I looked at Max and nodded.

“I’ll book into a hotel until I can get a flight,” she said, “I’m sorry you feel this way, Sophie, but know this. I have admired and respected you for as long as I’ve known you, and I wouldn’t do anything, ever, to hurt you. I’m going now, and you won’t see me again unless you want to. But please, Sophie, get some help. You’re not yourself. I’ll see myself out, Hannice.”

Half an hour later, a taxi pulled up at the door, Max got in and left us.

“She’s gone,” I said, “do you want to go back home and restart your sessions?”

“I don’t know,” she said, “I have a headache. I’m going back to bed. Alone.”
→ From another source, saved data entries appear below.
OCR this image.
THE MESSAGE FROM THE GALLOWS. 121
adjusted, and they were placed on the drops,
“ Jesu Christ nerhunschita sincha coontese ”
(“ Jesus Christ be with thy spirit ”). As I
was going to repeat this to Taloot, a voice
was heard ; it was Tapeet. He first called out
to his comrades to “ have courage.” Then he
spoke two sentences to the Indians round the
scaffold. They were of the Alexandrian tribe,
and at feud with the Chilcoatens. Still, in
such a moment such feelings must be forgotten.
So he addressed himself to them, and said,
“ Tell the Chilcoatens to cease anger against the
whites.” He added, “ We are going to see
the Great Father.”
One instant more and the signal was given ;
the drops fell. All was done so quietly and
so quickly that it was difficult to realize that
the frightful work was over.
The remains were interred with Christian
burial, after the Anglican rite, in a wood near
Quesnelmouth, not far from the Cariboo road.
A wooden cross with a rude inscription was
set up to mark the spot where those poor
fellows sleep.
“I’ll come and look in on you in a while, to make sure you’re okay.”

“Don’t bother!”

“Sophie, love. You’re not well. Whether you want me to or not, I’m going to pop in and check on you. You don’t have to speak or even acknowledge me, but if you think I’m about to give up on you, then you don’t know me anything like as well as you think you do.”

She stormed out of the room and up the stairs to our bedroom, shouting behind her as she went, “You can sleep on the bloody sofa.”